When Trisha was still here, I would constantly monitor everything for the slightest change: Trisha’s bodily reactions, my body, external sounds, even smells.  The tiniest thing would trigger me.  This change can only be a good thing, but, since I can’t yet put a finger on the reason why, I don’t know if it’s temporary or permanent.

Something else that’s come to light is my tendency to see everything I do as either perfect or shit.  There’s no in between.  There’s no OK.  I constantly look for things within myself that I can improve to ensure that I appear ‘normal’ to the outside world (and make sure they don’t want to withdraw from me).  All things to all people.  Physically more attractive, more personable, better at this, able to do that.  All the while thinking that I wasn’t good enough.

It was the same with caring for Trisha.  Perfect or shit.  Perfect meant she was still alive and well; the opposite meant…well…the opposite.  I still struggle with this.  I always assumed – wrongly, I realise now – that if I did my bit, if I did my best to provide Trisha with the care she needed, she’d stay alive and well.  I saw it as being my job to keep her alive.  As she worsened, I’d try harder, try to eliminate all my defects, as I saw them.

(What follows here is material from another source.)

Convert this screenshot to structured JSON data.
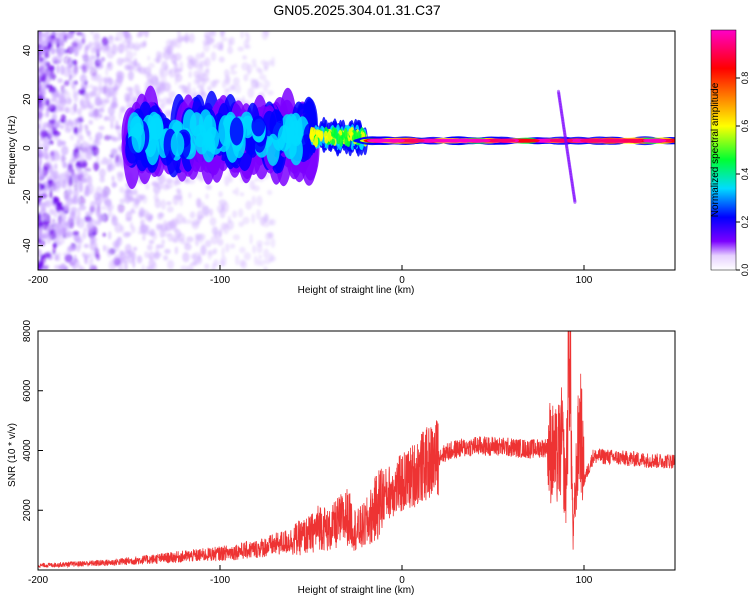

See where this is going?  I tied myself in knots, emotionally, trying to achieve something that was impossible.  I couldn’t have made a difference, no matter how hard I tried or what ‘improvements’ I made to myself.  Even writing this last sentence doesn’t stop the little voice in me which tells me to look for the defect that led to Trisha dying, and improve it.  I am trying to be a little more self-accepting.

This outlook is affecting how I’m looking at the future.  For all intents and purposes, I have a blank canvas.  But, because of the perfect/shit self-judgement, I’m scared of making errors – what if I move to a house I don’t like?  Or an area I’m not happy living in.  Do I return to study?  What if I don’t like it?  What if I pick the wrong subject?  I know, I’m scared.  I’m scared of failing and making an error.  I’m working on it.  I knew I needed some help and the counselling sessions have confirmed that.  I still have three one-to-one sessions left and I can go to group sessions for the next year or so.

I’m also aware that the first anniversary of Trisha’s death is looming.  In a couple of weeks, it’ll be a year since Trisha was taken into hospital with swallowing difficulties.  I have no idea how this is going to go.  I may feel like writing a little more over the coming weeks, I might want to withdraw.  Either way, I will keep trying to better deal with things.

However, on a brighter note, I’ve bought myself a keyboard and I’m going to learn how to play.  Anyone in the North East of England regional news area hears reports of strange and terrifying noise, it’s me.